Superintendent Bobbie Plough proposed a comprehensive fee schedule and new calculation for special education services to reduce the impact financially independent charter schools have on district coffers. The proposal was part of her plan to balance the school district’s budget and avoid a state takeover of its day-to-day operations.

But the school board stopped short at eliminating a multi-school agreement that allows students who attend NP3 charter school to try out for, and participate on, sports teams at both Natomas and Inderkum high schools. Instead, the board voted 3-1 to delay terminating the agreement until the end of the 2011-12 school year with the understanding NP3 will pay the cost of its participating students. Trustee Jules Tran, hesitant to vote on the issue last night, was the lone “no” vote; board member B. Teri Burns was absent.

“The extension to the multi-campus agreement offers time for NP3 to plan for the future during these uncertain times,” board president Bruce Roberts said.

The decision was met with outcry and several people in the audience booed.

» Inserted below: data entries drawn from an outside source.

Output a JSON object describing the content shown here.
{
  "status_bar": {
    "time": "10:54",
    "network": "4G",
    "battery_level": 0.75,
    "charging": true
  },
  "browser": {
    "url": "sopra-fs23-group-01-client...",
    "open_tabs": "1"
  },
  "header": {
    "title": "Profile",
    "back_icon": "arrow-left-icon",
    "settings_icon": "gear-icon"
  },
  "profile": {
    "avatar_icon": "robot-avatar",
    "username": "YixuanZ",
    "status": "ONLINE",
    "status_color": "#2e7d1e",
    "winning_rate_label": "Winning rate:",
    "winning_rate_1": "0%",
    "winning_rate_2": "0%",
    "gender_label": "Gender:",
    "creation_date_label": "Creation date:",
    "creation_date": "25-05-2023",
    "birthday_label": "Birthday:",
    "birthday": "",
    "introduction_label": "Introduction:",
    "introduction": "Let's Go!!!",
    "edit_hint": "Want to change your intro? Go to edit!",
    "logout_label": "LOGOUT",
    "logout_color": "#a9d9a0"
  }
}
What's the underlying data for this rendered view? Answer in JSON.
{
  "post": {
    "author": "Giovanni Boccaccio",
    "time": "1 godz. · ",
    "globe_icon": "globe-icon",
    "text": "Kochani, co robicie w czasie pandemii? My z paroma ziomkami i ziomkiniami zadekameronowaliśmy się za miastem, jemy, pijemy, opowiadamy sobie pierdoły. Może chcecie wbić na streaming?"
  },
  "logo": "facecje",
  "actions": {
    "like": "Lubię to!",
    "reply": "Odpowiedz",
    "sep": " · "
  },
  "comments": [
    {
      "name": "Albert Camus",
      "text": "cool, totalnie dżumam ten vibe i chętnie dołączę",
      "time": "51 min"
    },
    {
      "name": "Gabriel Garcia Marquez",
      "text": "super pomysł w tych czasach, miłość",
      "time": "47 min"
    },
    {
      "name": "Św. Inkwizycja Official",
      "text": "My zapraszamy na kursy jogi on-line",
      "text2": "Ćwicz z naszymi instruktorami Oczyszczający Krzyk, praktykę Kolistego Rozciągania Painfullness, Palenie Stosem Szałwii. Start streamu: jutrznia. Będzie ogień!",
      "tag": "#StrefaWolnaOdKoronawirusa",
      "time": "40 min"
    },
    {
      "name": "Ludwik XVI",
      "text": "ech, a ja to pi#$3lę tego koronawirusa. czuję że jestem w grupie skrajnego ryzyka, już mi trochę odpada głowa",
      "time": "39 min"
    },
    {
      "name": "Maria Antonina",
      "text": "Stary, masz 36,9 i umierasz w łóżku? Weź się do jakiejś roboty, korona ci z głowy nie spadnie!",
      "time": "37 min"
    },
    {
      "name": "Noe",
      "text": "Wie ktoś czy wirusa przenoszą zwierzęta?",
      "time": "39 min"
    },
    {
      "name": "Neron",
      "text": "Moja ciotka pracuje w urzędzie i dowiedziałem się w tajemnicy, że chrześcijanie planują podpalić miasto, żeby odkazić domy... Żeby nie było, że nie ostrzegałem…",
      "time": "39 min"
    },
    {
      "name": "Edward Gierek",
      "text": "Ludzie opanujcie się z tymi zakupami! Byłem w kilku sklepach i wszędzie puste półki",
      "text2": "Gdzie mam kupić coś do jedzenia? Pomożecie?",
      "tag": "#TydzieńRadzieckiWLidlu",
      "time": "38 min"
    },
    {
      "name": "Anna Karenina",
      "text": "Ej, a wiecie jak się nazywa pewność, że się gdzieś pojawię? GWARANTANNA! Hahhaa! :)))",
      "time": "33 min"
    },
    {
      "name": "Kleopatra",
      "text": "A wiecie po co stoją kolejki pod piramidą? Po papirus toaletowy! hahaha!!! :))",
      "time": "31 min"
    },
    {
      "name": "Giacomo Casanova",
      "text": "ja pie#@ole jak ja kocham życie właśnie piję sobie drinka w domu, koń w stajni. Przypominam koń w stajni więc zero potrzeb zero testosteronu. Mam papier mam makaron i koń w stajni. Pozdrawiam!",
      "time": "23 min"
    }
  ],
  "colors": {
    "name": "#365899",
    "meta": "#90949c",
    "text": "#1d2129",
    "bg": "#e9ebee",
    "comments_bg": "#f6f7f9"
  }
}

“The board president told me recently that we can’t have any sacred cows anymore,” Natomas Teachers’ Association president Cynthia Connell said. “Apparently, that’s true for some and not for others.”

During public comment, one teacher spoke about “the elephant in the room” and cited the $5,000 the school district receives from the state for each student who attends one of its schools. During the 2009-10 school year, 107 students from NP3 played high school sports. If, for example, those students went to Natomas or Inderkum, they would bring with them more than $500,000 to the district – or $2 million over four years.

The Natomas Unified School District is the only one in the immediate area where all the charter schools are financially independent. The Twin Rivers Unified School District has seven dependent charter schools, in the Sacramento City Unified School District five of its 13 charter schools are dependent, and in the San Juan Unified School District two of the five charter schools there are financially dependent.

Plough recommended the new fees for services and ending the multi-school agreement during a board workshop in January. She said the district was subsidizing NP3 students to play on traditional high school sports teams and the charter school’s enrollment bumps these teams up to divisions where they play against larger schools. At that workshop, trustee Burns suggested the charter schools were big enough to have their own teams. (The school district says it pays out $344 per athlete.)

All five board members attended the board workshop and supported, by consensus, Plough’s proposal to end the multi-school athletic agreement. But the board took a step back from this stance when trustee Lisa Kaplan made a motion to delay ending the agreement for a year at last night’s meeting; Roberts seconded the motion.

The decision was the second time during Plough’s tenure the school board did not follow a recommendation meant to boost district finances. In December the superintendent sought a stricter policy on out-of-district school transfers – which neighboring school districts practice – but board members balked, saying they didn’t want to “force” anyone to keep their children in the district.

“I moved to terminate the agreement at the end of the 2012 school year because I did not believe it was timely or appropriate to cut off the sports program with very little notice to set-up their own program and giving them a year to set up their own program was enough time,” Kaplan said.

The Natomas Unified board room was filled to capacity last night with the audience overflowing into the foyer. Dozens including students, parents and school principals testified. Some sought a reprieve or compromise while others pitted the qualities of NP3 academics against those at the traditional high schools. Tempers flared long after the controversial vote.

NP3 principal Tom Rutten said he hated seeing neighbors battling over this issue. He added that NP3 will be the first impacted by the new fee schedule approved last night.

“It’s been a great partnership for the last 4 ½ years, but money makes people do silly things.”